Sebaliknya, ketika masyarakat tidak lagi menginginkan si pemimpin memimpin lagi, mereka akan datang ke TPS untuk menghadang. ‘’Bisa jadi, partisipasi pemilih yang minim itu karena trust. Ah sudah bagus, itu gejala umumnya,’’ terangnya. Kalau yang terjadi sebaliknya, maka pemilih akan berbondong-bondong ke TPS untuk memilih calon lain agar kepemimpinan berganti.
Meski begitu, Bambang meminta masyarakat tidak terlalu mudah menilai rendahnya partisipasi politik hanya dari kedatangan pemilih ke TPS. ‘’Ada partisipasi politik yang nilainya tinggi, misalnya seorang tokoh politik menulis di media massa lalu tulisannya mempengaruhi kebijakan publik,’’ tambahnya.

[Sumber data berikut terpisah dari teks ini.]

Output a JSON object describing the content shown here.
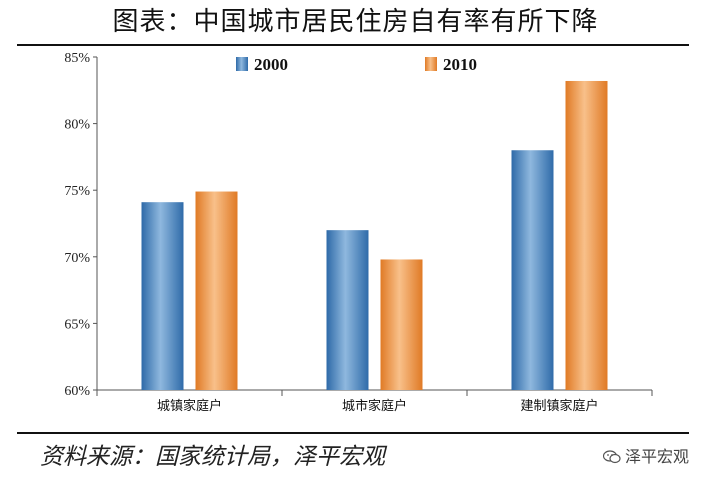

Bahkan, untukk rasa menurut dia juga bagian dari partisipasi politik.
Sementara itu, Sekretaris Partai Amanat Nasional Eddy Soeparno mengaku bahwa aspek apatisme masyarakat urban bukan menjadi satu-satunya faktor terkait rendahnya keikusertaan di kota-kota besar. Menurutnya, pelaksanaan Pilkada serentak tahun ini punya nuansa beda dengan pilkada sebelumnya. Salah satu kurangnya kesempatan sosialisasi baik dari panitia pemilu dan kandidat kepala daerah.
‘’Prosesnya seperti hanya kewajiban untuk memilih pimpinan daerah. Padahal, harusnya pilkada ini adalah pesta demokrasi yang menjadi hak bagi rakyat di setiap daerah. Itu terlihat dari kurangnya sosialisasi dan alat-alat peraga sebelum pemilihan. Jadi kurang ramai dan antusiasme masyarakat kota pun gampang menurun,’’ ungkapnya.
Menurutnya, pendidikan politik kepada masyarakat kota harus diberikan jauh-jauh sebelum pilkada sebelumnya jika ingin keaktifan masyarakat meningkat. Rakyat harus disadarkan bahwa proses ini bakal menentukan pemimpin lima tahun ke depan. ‘’Harusnya pemerintah pusat punya kapabilitas untuk melakukan itu. Misalnya, Kementerian Dalam Negeri yang bisa menjangkau level kelurahan dan desa dan meningkatkan kesadaran,’’ terangnya.